What is Data Segmentation?

The term “data segmentation” refers to the process of sequestering from capture, access or view certain data elements that are perceived by a legal entity, institution, organization, or individual as being undesirable to share. This basic definition, however, does not account for the multiple permutations of segmentation in the health care context (i.e., granularity), nor does it adequately capture the varied considerations required for development of segmentation policy.

Challenge

Enable the implementation and management of disclosure policies that originate from the patient, the law, or an organization, in an interoperable manner within an electronic health information exchange environment, so that individually identifiable health information may be appropriately shared for: 1) Patient treatment and care coordination; 2) Third party payment; 3) Analysis and reporting for operations, utilization, access quality and outcomes; 4) Public health reporting; 5) Population health, technology assessment and research

Purpose and Goals

The purpose of this initiative is to enable the implementation and management of varying disclosure policies in an electronic health information exchange environment in an interoperable manner with the goal to produce a pilot project allowing providers to share portions of an electronic medical record while not sharing others, such as information related to substance abuse treatment, which is given heightened protection under the law.

Scope

This initiative will focus on defining the use case, its user stories and requirements supporting a standards-based privacy protection architecture and specifically application of data segmentation for interchange across systems.

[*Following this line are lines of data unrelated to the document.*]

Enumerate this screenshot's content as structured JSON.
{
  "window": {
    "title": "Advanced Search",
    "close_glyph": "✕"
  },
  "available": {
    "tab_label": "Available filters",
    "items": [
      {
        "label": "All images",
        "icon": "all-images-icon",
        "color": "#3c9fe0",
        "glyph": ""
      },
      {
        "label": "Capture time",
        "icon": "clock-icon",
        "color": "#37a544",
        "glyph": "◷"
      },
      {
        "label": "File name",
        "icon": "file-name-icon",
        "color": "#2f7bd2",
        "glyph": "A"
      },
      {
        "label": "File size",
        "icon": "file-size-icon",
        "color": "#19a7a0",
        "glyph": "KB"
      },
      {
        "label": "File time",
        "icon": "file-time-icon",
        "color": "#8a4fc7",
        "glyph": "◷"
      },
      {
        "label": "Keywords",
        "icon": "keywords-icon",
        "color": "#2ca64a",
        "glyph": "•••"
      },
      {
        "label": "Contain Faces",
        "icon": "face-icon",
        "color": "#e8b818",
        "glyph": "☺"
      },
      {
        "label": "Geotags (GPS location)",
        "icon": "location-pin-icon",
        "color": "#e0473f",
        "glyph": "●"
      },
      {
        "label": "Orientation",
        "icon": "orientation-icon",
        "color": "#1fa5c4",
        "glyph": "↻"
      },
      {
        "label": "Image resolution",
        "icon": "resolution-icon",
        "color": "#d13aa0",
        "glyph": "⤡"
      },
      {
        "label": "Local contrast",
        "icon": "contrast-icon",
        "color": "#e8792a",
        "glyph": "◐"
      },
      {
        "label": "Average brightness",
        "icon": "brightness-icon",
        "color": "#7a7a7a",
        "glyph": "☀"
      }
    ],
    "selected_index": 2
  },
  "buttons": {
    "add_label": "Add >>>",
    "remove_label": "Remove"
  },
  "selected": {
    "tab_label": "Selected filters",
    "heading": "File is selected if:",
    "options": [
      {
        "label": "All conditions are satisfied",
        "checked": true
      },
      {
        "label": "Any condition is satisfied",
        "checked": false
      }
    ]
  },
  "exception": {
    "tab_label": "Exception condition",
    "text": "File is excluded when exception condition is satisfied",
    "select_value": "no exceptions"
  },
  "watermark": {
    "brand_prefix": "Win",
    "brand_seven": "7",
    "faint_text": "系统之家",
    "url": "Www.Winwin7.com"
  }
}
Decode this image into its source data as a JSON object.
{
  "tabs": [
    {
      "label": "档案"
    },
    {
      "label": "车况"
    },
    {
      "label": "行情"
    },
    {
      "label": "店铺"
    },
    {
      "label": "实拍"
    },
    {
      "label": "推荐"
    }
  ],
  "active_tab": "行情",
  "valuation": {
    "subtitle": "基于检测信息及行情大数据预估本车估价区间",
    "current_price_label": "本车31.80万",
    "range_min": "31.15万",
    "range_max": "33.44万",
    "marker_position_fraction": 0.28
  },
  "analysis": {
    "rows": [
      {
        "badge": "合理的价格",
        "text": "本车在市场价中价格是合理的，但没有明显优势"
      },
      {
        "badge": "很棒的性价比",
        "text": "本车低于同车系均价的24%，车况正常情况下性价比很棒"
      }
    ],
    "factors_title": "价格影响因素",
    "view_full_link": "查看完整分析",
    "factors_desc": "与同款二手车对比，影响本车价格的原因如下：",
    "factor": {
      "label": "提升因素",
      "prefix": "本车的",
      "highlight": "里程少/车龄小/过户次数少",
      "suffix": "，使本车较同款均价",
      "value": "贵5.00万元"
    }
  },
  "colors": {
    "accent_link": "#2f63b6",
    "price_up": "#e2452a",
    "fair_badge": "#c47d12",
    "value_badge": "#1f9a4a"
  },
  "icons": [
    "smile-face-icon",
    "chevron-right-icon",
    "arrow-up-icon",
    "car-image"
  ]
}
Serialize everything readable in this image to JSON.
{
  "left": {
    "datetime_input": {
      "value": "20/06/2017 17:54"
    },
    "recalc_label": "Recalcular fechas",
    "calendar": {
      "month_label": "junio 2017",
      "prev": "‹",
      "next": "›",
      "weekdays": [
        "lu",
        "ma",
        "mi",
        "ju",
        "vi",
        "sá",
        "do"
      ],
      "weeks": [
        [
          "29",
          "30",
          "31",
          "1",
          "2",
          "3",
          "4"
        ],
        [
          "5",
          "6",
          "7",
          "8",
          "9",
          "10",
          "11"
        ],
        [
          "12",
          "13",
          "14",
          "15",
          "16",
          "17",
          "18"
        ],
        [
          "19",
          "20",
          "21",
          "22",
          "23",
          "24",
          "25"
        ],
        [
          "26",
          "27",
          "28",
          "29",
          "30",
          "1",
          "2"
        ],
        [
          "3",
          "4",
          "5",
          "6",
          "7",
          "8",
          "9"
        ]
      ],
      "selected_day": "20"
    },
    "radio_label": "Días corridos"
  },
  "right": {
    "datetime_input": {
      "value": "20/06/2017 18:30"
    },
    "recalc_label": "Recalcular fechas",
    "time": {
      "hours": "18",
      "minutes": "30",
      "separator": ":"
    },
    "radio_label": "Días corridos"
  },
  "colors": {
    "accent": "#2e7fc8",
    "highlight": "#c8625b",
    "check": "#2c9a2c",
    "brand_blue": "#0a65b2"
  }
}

Together with recommendations from the HITSC, the requirements will serve as the basis for a reference model validating the completeness of the standards in fulfilling the defined requirements and maintaining the privacy of the patient data based on patient consent decisions, applicable law and policies. Initial use case functional and data set requirements will encompass metadata tagging of privacy attributes in clinical and policy records and specifically considerations for 42 CFR Part 2 and non-disclosure to payers of patients paying out-of-pocket for their care as defined in Proposed Rule 45 CFR Part 164.522(a)(1)(iv) Existing relevant standards, implementation guides, prototypes and technologies will be looked to when developing the reference model.